Even if he did consider it violent conduct at the time, is the referee not allowed to reflect upon the specific circumstances, filtered by time and possible additional information, before writing his report? Suppose additional information came from an AR. Would you then argue that this makes it okay, but that being persuaded by information coming from anyone else is misconduct? Your use of the term “negotiating” is loaded — from a distance, “remonstrating” might be just as accurate. And how do you know why (or even IF) the referee made the change? Players informing the referee of the dire consequences of a card for VC could have simply been justification for the referee deciding to think more carefully about what was seen and done before preparing a final report.
However, if you are utterly convinced that the referee has indeed committed misconduct in the matter of the report, you have the right and the duty to lodge a complaint. Under the USSF Policy Manual 2008-2009, a person who accuses a referee or other game official of misconduct for actions during or away from a match should file a complaint in accordance with the Policy Manual. In a case such as this, Policy 531-10–Misconduct of Game Officials applies:
Section 2. Procedures
(A) Misconduct at a Match
When any game official is accused of having committed misconduct toward another game official, participant, or spectator at a match, or of having a conflict of interest, the original jurisdiction to adjudicate the matter shall vest immediately in the State Association or Organization Member through which the accused game official is registered. In the situation where Amateur and Youth State Associations exist in a state, and the incident of alleged misconduct occurred at a match sanctioned by one State Association, jurisdiction shall vest with the State Association sanctioning the match in question.
(B) Misconduct Away From a Match
When any game official, referee, referee assistant or referee development program person is accused of unethical conduct, misuse or abuse of authority or conflict of interest in any matter in the pursuit of or may affect the individual’s official dealings within and as authorized by the Federation, its Divisions, Affiliates or Associates, a State Associations or Organization Member, or a competition, tournament or other appropriate authority, the matter shall vest immediately in the State Association through which the accused game official is registered or through which the referee development program person is appointed.
(C) Any allegation of misconduct or of conflict of interest by a game official as described by subsection (A) of this section, or of unethical conduct, misuse or abuse of authority or conflict of interest as described by subsection (B) of this section, shall be made in writing to the State Referee Administrator or to the State Association(s) or Organization Member that shall report all such allegations including any allegations against the State Referee Administrator, to the State Association(s) or Organization Members through which the accused game official is registered or through which the accused referee development program person is appointed.
(D) Upon receipt by the appropriate Organization Member of a verified written complaint, a hearing shall be conducted within 30 days from verification pursuant to guidelines established by the Organization Member having jurisdiction as provided by subsection (A) or (B) of this section.

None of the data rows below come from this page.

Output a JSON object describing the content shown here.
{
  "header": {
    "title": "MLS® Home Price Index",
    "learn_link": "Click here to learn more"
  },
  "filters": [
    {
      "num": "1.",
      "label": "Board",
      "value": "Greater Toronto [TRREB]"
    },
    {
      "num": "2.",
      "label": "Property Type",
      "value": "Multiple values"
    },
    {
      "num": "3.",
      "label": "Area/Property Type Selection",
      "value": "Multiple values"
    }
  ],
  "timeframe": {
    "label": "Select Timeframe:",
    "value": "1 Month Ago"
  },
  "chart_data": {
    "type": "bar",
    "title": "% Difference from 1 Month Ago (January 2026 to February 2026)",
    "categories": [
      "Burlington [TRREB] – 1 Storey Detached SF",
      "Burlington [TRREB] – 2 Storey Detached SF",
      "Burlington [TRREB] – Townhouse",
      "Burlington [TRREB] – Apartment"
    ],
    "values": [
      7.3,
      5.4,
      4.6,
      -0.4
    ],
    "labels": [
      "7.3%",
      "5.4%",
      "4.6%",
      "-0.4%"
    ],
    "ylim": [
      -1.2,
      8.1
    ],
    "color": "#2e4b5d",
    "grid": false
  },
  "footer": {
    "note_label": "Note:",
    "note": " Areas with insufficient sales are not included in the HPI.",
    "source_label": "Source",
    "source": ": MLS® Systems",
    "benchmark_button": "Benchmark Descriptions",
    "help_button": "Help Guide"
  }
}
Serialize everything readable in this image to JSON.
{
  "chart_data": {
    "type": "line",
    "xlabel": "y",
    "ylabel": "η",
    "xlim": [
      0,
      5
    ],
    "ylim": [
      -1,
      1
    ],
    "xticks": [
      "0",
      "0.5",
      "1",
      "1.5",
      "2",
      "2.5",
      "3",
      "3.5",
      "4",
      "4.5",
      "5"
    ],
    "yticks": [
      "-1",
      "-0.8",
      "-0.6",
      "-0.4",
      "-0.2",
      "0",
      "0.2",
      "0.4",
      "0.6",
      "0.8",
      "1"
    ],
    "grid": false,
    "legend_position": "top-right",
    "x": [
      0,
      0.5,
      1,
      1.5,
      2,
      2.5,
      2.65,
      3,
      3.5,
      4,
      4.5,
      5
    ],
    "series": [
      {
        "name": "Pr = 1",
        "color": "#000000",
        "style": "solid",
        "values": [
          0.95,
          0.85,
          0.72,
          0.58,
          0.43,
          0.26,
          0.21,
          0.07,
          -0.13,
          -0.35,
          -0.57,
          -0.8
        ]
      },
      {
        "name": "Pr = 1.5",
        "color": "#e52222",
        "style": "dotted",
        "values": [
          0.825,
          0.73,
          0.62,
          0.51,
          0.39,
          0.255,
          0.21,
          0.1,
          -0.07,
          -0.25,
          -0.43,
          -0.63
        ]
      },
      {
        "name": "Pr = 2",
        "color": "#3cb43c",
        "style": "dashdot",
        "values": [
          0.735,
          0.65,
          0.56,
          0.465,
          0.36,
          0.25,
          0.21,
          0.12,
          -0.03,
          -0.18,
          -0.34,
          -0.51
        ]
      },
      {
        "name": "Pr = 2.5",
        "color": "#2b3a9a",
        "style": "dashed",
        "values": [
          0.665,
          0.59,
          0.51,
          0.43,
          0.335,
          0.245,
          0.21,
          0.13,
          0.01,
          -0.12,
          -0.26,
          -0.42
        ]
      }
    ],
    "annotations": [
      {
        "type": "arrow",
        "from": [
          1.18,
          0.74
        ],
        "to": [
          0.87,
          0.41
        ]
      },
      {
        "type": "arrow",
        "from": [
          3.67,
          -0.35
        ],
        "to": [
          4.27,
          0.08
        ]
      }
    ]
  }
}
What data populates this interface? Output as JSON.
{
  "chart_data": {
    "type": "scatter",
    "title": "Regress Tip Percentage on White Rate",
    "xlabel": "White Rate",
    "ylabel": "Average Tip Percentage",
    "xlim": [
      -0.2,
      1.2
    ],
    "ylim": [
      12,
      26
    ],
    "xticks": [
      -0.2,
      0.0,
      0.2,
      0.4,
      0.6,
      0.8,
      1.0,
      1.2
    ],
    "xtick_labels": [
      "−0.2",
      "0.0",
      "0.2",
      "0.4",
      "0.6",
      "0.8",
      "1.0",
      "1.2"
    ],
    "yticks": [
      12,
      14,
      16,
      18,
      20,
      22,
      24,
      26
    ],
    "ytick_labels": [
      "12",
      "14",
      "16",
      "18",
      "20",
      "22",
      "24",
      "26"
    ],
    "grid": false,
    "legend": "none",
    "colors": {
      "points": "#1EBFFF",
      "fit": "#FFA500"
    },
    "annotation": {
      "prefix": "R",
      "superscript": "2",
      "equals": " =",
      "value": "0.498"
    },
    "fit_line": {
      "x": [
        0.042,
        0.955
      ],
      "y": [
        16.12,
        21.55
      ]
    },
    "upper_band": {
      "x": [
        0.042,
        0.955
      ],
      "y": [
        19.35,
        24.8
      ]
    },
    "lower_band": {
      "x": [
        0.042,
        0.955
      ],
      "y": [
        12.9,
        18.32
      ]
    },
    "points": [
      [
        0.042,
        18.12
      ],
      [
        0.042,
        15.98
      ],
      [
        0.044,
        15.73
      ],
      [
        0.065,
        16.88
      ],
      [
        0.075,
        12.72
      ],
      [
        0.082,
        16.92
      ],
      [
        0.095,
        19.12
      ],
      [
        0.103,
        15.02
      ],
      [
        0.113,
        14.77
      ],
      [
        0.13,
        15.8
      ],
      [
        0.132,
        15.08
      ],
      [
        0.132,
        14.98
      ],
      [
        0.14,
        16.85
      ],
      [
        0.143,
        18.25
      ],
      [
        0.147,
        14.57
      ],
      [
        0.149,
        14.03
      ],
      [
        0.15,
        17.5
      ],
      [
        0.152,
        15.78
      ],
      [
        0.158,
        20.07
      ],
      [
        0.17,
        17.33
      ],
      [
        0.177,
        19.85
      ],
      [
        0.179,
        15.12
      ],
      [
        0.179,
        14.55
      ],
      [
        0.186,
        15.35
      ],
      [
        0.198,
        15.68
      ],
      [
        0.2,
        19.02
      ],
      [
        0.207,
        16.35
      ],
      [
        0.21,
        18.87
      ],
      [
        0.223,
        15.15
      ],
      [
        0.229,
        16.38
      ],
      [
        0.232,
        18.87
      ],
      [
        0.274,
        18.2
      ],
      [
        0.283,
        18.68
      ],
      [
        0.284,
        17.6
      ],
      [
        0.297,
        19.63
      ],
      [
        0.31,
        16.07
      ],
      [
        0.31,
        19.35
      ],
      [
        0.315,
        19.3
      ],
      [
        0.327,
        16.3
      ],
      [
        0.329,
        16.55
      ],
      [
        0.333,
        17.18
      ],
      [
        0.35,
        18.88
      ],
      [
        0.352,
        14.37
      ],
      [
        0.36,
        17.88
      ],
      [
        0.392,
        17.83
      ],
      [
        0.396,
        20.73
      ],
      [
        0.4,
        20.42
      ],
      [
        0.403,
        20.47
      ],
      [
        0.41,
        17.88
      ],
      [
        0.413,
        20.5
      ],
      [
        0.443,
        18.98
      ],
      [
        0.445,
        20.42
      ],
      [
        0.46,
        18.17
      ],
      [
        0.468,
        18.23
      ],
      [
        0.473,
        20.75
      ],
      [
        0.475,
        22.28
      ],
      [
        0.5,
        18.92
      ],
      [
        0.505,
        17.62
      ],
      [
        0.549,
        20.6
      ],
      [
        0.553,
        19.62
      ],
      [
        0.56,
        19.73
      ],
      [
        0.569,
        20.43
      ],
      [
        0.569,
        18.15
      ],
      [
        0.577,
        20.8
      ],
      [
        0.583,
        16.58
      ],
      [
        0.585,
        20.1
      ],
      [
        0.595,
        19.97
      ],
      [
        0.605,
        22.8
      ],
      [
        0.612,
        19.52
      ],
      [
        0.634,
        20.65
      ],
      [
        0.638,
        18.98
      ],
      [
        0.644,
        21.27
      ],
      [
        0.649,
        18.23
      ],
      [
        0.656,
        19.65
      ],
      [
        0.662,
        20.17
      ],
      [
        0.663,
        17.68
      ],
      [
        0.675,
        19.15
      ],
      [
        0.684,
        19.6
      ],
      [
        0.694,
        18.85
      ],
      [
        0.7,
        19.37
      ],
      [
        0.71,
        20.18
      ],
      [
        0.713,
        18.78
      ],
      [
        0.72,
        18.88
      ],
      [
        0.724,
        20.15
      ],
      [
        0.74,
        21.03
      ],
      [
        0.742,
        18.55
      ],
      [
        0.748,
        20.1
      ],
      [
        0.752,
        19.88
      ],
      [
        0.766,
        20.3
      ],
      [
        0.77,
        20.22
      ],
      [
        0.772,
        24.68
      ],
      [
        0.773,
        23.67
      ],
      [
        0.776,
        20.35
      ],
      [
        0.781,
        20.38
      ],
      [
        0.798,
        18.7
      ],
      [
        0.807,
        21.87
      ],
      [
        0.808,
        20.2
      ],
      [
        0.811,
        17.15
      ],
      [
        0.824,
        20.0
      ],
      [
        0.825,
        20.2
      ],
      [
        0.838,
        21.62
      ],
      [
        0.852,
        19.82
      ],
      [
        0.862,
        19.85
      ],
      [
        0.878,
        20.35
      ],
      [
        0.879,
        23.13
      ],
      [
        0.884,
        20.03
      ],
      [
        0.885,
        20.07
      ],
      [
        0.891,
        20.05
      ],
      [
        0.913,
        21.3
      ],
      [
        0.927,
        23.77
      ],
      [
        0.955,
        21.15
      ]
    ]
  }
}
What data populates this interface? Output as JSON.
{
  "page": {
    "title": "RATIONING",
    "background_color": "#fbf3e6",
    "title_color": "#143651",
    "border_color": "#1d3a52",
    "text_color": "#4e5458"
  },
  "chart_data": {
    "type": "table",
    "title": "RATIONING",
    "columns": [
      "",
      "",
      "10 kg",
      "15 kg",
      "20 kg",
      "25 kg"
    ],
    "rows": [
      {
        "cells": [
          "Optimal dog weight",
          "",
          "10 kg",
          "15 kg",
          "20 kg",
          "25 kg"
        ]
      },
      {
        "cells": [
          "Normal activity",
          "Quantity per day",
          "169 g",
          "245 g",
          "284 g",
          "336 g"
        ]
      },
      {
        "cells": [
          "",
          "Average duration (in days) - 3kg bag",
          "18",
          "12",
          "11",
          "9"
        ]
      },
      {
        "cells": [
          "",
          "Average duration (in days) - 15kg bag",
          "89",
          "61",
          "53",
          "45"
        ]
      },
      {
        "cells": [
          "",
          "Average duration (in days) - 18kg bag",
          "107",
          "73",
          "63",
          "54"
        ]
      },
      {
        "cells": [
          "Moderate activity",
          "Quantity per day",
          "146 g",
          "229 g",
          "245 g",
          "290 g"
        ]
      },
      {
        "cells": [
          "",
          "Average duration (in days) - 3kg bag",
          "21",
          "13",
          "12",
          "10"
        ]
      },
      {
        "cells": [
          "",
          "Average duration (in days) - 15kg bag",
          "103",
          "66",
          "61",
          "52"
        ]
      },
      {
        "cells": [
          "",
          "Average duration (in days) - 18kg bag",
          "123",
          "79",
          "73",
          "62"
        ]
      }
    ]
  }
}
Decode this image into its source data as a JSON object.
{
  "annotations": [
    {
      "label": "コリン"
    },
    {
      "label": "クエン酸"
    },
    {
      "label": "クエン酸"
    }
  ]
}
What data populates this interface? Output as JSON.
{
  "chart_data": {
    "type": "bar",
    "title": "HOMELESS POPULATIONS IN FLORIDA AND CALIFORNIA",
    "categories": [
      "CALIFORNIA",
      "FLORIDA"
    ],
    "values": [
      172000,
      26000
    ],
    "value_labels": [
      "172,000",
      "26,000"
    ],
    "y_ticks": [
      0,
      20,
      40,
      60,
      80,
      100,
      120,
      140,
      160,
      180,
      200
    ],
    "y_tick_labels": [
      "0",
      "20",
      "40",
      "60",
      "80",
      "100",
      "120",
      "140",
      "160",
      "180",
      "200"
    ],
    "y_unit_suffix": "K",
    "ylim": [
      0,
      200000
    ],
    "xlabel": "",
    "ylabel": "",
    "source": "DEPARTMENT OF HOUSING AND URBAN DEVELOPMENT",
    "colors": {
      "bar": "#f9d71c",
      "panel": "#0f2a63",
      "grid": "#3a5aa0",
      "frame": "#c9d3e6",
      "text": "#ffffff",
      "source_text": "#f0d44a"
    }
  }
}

The guidelines may include referring the complaint to the State Referee Committee for the hearing. The hearings and appeal process shall provide for adequate due process for the accused person including proper notice of charges, the right to bring witnesses in defense, and the right to confront and to cross-examine the accusers.
(E) The Chairman of the hearing committee shall transmit the findings of the committee in writing to all parties concerned including the accused and the accusers and to the State Association(s) or Organization Member within seven days of the hearing.
(F) Any party subject to penalties shall receive, at the time of notification of the decision, a notice of the rights of appeal and a copy of the procedures and deadline dates required for such an appeal to be properly considered. Time for filing an appeal shall start with the date official receipt of the decision by the party making the appeal.